Chess is one of the few indoor games that really challenges the mind. The sport has attracted some of the brightest minds in history. A young boy dreamed of joining the ranks of sports legends in the year 2019.
Although that may seem like a child’s fantasy, this child had a unique narrative to tell. He was a Nigerian refugee facing an uncertain future. Back then, he aspired to be one of the best in Chess, his favorite game.
Tanitoluwa Adewumi, aka Tani, began learning chess in 2018. In 2017, his family fled Northern Nigeria. Christians were afraid of being attacked by the terrorist group Boko Haram because they were Christians. Kayode Adewumi revealed to a New York Times columnist that he simply did not want to lose anyone he cared about.
As a result, they found themselves in New York City in 2018. The Adewumis consisted of their parents and two sons. Tani is the eldest. A clergyman directed them to a homeless shelter. Tani was admitted to the local elementary school.

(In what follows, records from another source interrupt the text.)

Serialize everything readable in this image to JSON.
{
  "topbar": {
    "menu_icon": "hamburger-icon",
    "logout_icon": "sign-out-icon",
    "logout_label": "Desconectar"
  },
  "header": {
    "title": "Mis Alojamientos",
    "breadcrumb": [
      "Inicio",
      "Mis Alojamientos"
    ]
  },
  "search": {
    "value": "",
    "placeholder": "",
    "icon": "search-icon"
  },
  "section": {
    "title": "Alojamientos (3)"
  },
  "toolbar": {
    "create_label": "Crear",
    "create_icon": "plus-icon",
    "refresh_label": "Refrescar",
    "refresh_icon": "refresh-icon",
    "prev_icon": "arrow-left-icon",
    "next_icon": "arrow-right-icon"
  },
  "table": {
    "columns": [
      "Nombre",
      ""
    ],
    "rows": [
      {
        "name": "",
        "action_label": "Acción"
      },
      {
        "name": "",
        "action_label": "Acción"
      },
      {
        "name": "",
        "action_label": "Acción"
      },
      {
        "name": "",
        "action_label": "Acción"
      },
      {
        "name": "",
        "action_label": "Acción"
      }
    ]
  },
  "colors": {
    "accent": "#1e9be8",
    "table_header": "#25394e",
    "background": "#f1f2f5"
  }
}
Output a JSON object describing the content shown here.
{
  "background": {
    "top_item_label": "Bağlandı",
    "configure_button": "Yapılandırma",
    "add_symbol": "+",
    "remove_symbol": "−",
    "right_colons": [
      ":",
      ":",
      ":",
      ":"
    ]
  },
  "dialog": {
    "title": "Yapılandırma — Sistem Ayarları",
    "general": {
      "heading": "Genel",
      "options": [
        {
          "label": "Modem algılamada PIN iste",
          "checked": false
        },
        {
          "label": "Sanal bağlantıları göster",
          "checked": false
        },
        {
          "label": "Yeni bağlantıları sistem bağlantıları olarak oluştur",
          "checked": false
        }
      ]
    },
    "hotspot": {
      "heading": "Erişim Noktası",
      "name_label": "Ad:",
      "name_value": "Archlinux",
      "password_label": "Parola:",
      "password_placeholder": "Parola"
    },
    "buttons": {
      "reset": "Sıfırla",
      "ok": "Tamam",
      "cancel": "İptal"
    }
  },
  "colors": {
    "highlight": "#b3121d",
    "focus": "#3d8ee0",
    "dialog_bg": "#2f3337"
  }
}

At the school, there was a part-time teacher. This was where Tani’s chess journey began.
Tani loved to play chess, so he persuaded his mother, Oluwatoyin, to let him join the school’s chess club. By e-mail, Mrs. Adewumi informed the club of her son’s interest. However, she did inform them that she could not afford the program’s costs.
Russell Makofsky, the school’s chess coordinator, graciously forgave Tani’s expenses. A year later, Tani competed in his first tournament. His rating was the lowest, 105. The trainers were disturbed by his aggressive style. After they assessed his moves, the computer said Tani’s moves were correct.